Temperature profile for various values of the nanoparticle concentration (φ)

Figure 21
figure 21

Temperature profile for various values of Prandtl number (Pr)

Figure 22
figure 22

Temperature profile for various values of the radiation parameter (Rd)

Figure 23
figure 23

Temperature profile for various values of the heat source/sink (\(Q_{t} \))

6 Conclusions

The present study investigates the unsteady flow characteristics of nano-blood within a two-dimensional porous wavy channel. The model incorporates the effects of a magnetic field and slip boundary conditions on the flow behaviour. The governing equations, nonlinear partial differential equations, are solved using a perturbation technique. The influence of various parameters on the flow is analysed, and the obtained results are validated against existing literature, demonstrating good agreement with [6, 14, 64]. The main findings from the graphical representations can be summarised as follows:

  • The pressure gradient exhibits an inverse relationship with stenosis size and a positive correlation with dilatation size.

  • A magnetic field increases the pressure gradient, while a higher slip parameter leads to a decrease.

  • Velocity positively correlated with stenosis size and an inverse relationship with dilatation size.

  • A magnetic field decreases the centerline velocity, whereas permeability and slip parameters increase it.

  • Pure blood exhibits higher velocities than nano-blood under a magnetic field.

  • Wall shear stress peaked within the stenosis region before dropping sharply. Conversely, the dilatation segment displayed the opposite trend.

  • The wall shear stress profile increases with an increase in the magnetic field. It is also apparent that the wall shear stress decreases as the permeability and slip parameters increase.

  • The temperature profile increases with increasing magnetic field, nanoparticle volume fraction, heat source, and radiation parameter but decreases with the permeability parameter and Prandtl number rising.

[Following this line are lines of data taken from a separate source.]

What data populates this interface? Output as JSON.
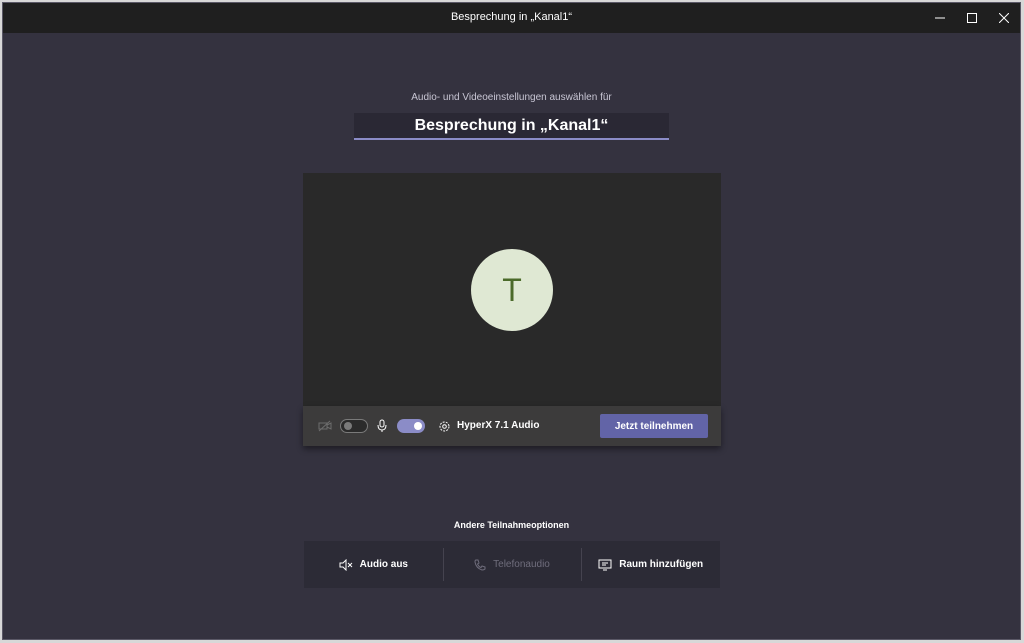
{
  "window": {
    "title": "Besprechung in „Kanal1“",
    "controls": [
      "minimize",
      "maximize",
      "close"
    ]
  },
  "prejoin": {
    "subtitle": "Audio- und Videoeinstellungen auswählen für",
    "meeting_name": "Besprechung in „Kanal1“",
    "avatar_initial": "T"
  },
  "controls": {
    "camera_on": false,
    "mic_on": true,
    "audio_device": "HyperX 7.1 Audio",
    "join_label": "Jetzt teilnehmen"
  },
  "other_options": {
    "heading": "Andere Teilnahmeoptionen",
    "items": [
      {
        "label": "Audio aus",
        "icon": "speaker-mute-icon",
        "enabled": true
      },
      {
        "label": "Telefonaudio",
        "icon": "phone-icon",
        "enabled": false
      },
      {
        "label": "Raum hinzufügen",
        "icon": "room-cast-icon",
        "enabled": true
      }
    ]
  },
  "colors": {
    "accent": "#6264a7",
    "background": "#34323f",
    "titlebar": "#1f1f1f",
    "preview": "#292929",
    "avatar_bg": "#dfe8d3",
    "avatar_text": "#4b6a2a"
  }
}
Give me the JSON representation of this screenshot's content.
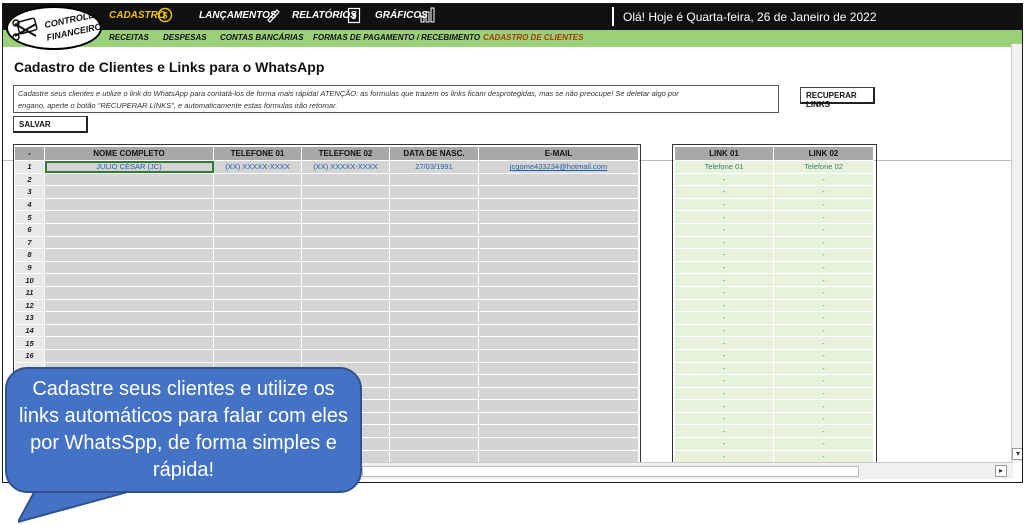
{
  "topbar": {
    "logo_line1": "CONTROLE",
    "logo_line2": "FINANCEIRO",
    "menu": [
      {
        "label": "CADASTRO",
        "icon": "dollar-coin-icon",
        "active": true
      },
      {
        "label": "LANÇAMENTOS",
        "icon": "pencil-icon",
        "active": false
      },
      {
        "label": "RELATÓRIOS",
        "icon": "dollar-document-icon",
        "active": false
      },
      {
        "label": "GRÁFICOS",
        "icon": "bar-chart-icon",
        "active": false
      }
    ],
    "greeting": "Olá! Hoje é Quarta-feira, 26 de Janeiro de 2022"
  },
  "subnav": [
    {
      "label": "RECEITAS",
      "active": false
    },
    {
      "label": "DESPESAS",
      "active": false
    },
    {
      "label": "CONTAS BANCÁRIAS",
      "active": false
    },
    {
      "label": "FORMAS DE PAGAMENTO / RECEBIMENTO",
      "active": false
    },
    {
      "label": "CADASTRO DE CLIENTES",
      "active": true
    }
  ],
  "page": {
    "title": "Cadastro de Clientes e Links para o WhatsApp",
    "info_line1": "Cadastre seus clientes e utilize o link do WhatsApp para contatá-los de forma mais rápida! ATENÇÃO: as formulas que trazem os links ficam desprotegidas, mas se não preocupe! Se deletar algo por",
    "info_line2": "engano, aperte o botão \"RECUPERAR LINKS\", e automaticamente estas formulas irão retornar.",
    "recover_button": "RECUPERAR LINKS",
    "save_button": "SALVAR"
  },
  "table": {
    "headers": [
      "-",
      "NOME COMPLETO",
      "TELEFONE 01",
      "TELEFONE 02",
      "DATA DE NASC.",
      "E-MAIL"
    ],
    "rows": [
      {
        "n": "1",
        "name": "JULIO CÉSAR (JC)",
        "tel1": "(XX) XXXXX-XXXX",
        "tel2": "(XX) XXXXX-XXXX",
        "birth": "27/03/1991",
        "email": "jcgome433234@hotmail.com"
      },
      {
        "n": "2",
        "name": "",
        "tel1": "",
        "tel2": "",
        "birth": "",
        "email": ""
      },
      {
        "n": "3",
        "name": "",
        "tel1": "",
        "tel2": "",
        "birth": "",
        "email": ""
      },
      {
        "n": "4",
        "name": "",
        "tel1": "",
        "tel2": "",
        "birth": "",
        "email": ""
      },
      {
        "n": "5",
        "name": "",
        "tel1": "",
        "tel2": "",
        "birth": "",
        "email": ""
      },
      {
        "n": "6",
        "name": "",
        "tel1": "",
        "tel2": "",
        "birth": "",
        "email": ""
      },
      {
        "n": "7",
        "name": "",
        "tel1": "",
        "tel2": "",
        "birth": "",
        "email": ""
      },
      {
        "n": "8",
        "name": "",
        "tel1": "",
        "tel2": "",
        "birth": "",
        "email": ""
      },
      {
        "n": "9",
        "name": "",
        "tel1": "",
        "tel2": "",
        "birth": "",
        "email": ""
      },
      {
        "n": "10",
        "name": "",
        "tel1": "",
        "tel2": "",
        "birth": "",
        "email": ""
      },
      {
        "n": "11",
        "name": "",
        "tel1": "",
        "tel2": "",
        "birth": "",
        "email": ""
      },
      {
        "n": "12",
        "name": "",
        "tel1": "",
        "tel2": "",
        "birth": "",
        "email": ""
      },
      {
        "n": "13",
        "name": "",
        "tel1": "",
        "tel2": "",
        "birth": "",
        "email": ""
      },
      {
        "n": "14",
        "name": "",
        "tel1": "",
        "tel2": "",
        "birth": "",
        "email": ""
      },
      {
        "n": "15",
        "name": "",
        "tel1": "",
        "tel2": "",
        "birth": "",
        "email": ""
      },
      {
        "n": "16",
        "name": "",
        "tel1": "",
        "tel2": "",
        "birth": "",
        "email": ""
      }
    ],
    "blank_rows": 8
  },
  "links": {
    "headers": [
      "LINK 01",
      "LINK 02"
    ],
    "rows": [
      [
        "Telefone 01",
        "Telefone 02"
      ],
      [
        "-",
        "-"
      ],
      [
        "-",
        "-"
      ],
      [
        "-",
        "-"
      ],
      [
        "-",
        "-"
      ],
      [
        "-",
        "-"
      ],
      [
        "-",
        "-"
      ],
      [
        "-",
        "-"
      ],
      [
        "-",
        "-"
      ],
      [
        "-",
        "-"
      ],
      [
        "-",
        "-"
      ],
      [
        "-",
        "-"
      ],
      [
        "-",
        "-"
      ],
      [
        "-",
        "-"
      ],
      [
        "-",
        "-"
      ],
      [
        "-",
        "-"
      ],
      [
        "-",
        "-"
      ],
      [
        "-",
        "-"
      ],
      [
        "-",
        "-"
      ],
      [
        "-",
        "-"
      ],
      [
        "-",
        "-"
      ],
      [
        "-",
        "-"
      ],
      [
        "-",
        "-"
      ],
      [
        "-",
        "-"
      ]
    ]
  },
  "callout": {
    "text": "Cadastre seus clientes e utilize os links automáticos para falar com eles por WhatsSpp, de forma simples e rápida!"
  },
  "colors": {
    "topbar": "#101010",
    "subbar": "#9bd07a",
    "active_menu": "#f2c200",
    "callout": "#4472c4"
  }
}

Limitations and future perspectives: The investigation of nano-blood flow holds significance in therapeutic approaches for various ailments. However, limitations arise concerning the magnetic-field’s strength, necessitating further consideration for a more physically precise magnetic model, as advocated by the recent analytical model [80]. Additionally, while the current study focuses on fixed nanoparticle concentrations, future research endeavours could explore the impact of varying nanoparticle concentrations on key flow characteristics, thereby enhancing comprehension of nano-blood flow dynamics. Furthermore, prospective investigations could entail detailed comparisons between the analytical solutions proposed herein and outcomes derived from diverse numerical schemes applied to analogous scenarios. Such comparative analyses would yield valuable insights into the accuracy and efficacy of different numerical methodologies in simulating pulsatile nanofluid flow within wavy geometries. Addressing these limitations and broadening the research scope will significantly advance understanding nano-blood flow phenomena in pertinent biological contexts.